WASHINGTON — The Disneyland Hotel, which has housed tens of thousands of visitors to the famous amusement park in Anaheim, may be put up for sale, the group buying the hotel's parent company said Wednesday.
Walt Disney Co., which owns Disneyland and Disneyworld in Florida, and Hong Kong-based Industrial Equity (Pacific) Ltd. agreed earlier this week to buy the 72% interest in Wrather Corp. they do not already own for about $109 million.
Wrather, headquartered in Beverly Hills, owns the Disneyland Hotel, operates the nearby Queen Mary ocean liner and Spruce Goose airplane attractions, and has minor oil and gas interests.
In papers filed with the Securities and Exchange Commission, Burbank-based Disney said it might propose selling the Disneyland Hotel as part of a preliminary business plan it is preparing for Wrather's operations after the buyout.
If the 1,174-room hotel and convention facility is sold, Disney said it expected Wrather to manage the facility for its new owners.

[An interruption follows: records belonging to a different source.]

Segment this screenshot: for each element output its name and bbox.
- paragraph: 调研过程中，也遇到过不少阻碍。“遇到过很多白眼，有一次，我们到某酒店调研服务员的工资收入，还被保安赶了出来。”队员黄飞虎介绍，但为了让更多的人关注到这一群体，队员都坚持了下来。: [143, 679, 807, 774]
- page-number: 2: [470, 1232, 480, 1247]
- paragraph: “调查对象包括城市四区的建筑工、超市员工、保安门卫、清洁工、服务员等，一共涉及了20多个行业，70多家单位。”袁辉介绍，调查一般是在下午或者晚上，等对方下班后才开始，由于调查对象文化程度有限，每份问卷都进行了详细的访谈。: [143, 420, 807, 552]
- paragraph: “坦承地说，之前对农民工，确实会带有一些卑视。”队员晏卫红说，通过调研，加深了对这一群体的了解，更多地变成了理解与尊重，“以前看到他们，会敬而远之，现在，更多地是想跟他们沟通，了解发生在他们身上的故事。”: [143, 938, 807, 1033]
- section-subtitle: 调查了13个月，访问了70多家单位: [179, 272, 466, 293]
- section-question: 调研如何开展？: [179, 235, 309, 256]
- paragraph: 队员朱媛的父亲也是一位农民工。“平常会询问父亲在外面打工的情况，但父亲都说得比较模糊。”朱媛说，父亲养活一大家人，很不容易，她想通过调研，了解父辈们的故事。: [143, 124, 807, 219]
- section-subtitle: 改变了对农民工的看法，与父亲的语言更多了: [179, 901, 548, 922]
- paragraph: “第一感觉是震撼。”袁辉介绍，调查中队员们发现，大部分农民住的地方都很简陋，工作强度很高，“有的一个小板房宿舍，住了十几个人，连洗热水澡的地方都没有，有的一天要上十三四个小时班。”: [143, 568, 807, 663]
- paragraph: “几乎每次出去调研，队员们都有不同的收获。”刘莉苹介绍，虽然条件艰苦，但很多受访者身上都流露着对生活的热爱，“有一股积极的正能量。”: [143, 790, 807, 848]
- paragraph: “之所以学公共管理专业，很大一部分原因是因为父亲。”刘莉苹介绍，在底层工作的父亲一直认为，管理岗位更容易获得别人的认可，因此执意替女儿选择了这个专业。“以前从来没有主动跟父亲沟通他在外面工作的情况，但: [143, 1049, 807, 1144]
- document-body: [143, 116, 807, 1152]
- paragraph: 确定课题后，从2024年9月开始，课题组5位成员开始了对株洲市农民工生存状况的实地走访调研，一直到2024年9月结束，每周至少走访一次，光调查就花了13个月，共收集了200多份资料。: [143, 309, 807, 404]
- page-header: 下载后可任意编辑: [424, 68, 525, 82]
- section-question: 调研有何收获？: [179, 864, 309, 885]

Alternatively, it said Wrather might retain ownership of the hotel and use its value as collateral for what it called a "substantial loan."
No potential buyers for the high-value property were disclosed by Disney in the report to government regulators.
Disney said its preliminary plan also called for the sale of Wrather's oil and gas assets.
It stressed that plans to sell or retain the Disneyland Hotel were preliminary at this point and said its business plan was scheduled for completion by Feb. 15, 1988.
In 1986, Wrather's hotel operations accounted for $60 million of its $108.4 million in total revenue, while its oil and gas interests brought in $2.1 million.
Attractions such as the Queen Mary, now used as a hotel and convention facility, and the Spruce Goose, Howard Hughes' giant World War II-vintage airplane, accounted for the remaining $46.3 million in revenue last year.
However, the company as a whole lost $8.7 million in 1986, contrasted with a profit of $4 million in 1985.